Lewis was responding to the announcement that urban design consultancy URBED had won the £250,000 Wolfson Prize for economics, for its template for the development of garden cities (92-page / 15.1 MB PDF) across England. URBED argued in its winning entry that the most sustainable way to build new garden cities was to expand existing "mature towns", with all the infrastructure and facilities required for a thriving city already in place.
The authors called for the next government to bring forward legislation enabling existing towns to apply for garden city status. Successful bidders would receive financial support and land acquisition powers, to allow them to build large sustainable extensions within 10km of existing town centres, connected to the town by new tram lines or bus services.
URBED said that such a plan would require taking "a confident bite out of the green belt", but that "for every hectare of land developed another will be given back to the city as accessible public space, forests, lakes and country parks – the garden in which the city will sit."

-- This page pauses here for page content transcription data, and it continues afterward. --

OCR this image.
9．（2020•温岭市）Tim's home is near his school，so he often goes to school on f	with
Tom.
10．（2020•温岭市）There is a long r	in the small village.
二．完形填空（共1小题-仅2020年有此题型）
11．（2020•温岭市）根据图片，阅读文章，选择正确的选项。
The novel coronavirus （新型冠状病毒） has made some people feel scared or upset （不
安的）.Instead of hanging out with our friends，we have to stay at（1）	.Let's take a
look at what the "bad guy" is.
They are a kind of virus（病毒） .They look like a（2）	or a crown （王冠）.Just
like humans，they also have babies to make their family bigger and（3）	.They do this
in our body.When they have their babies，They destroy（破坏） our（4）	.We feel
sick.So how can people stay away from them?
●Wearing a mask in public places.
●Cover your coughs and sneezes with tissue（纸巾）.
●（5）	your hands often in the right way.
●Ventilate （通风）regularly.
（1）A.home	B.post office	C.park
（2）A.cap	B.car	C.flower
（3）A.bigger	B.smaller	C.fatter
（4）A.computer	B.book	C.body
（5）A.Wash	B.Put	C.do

In a statement following the announcement of the prize, Lewis said: “We are committed to protecting the green belt from development as an important protection against urban sprawl. Today’s proposal from Lord Wolfson’s competition is not government policy and will not be taken up.” Although the URBED proposals envisage the garden city application process to be of a voluntary nature, Lewis said that the government did not "intend to follow the failed example of top-down eco-towns from the last administration”.
According to a report in the Independent, David Rudlin of URBED responded to Lewis comments, and said: "We have to build on the green belt. Ignoring it is not an option. This notion that you are building over everything isn’t really true. If you draw the area you require, it surprised me how little space you need to expand cities of this scale."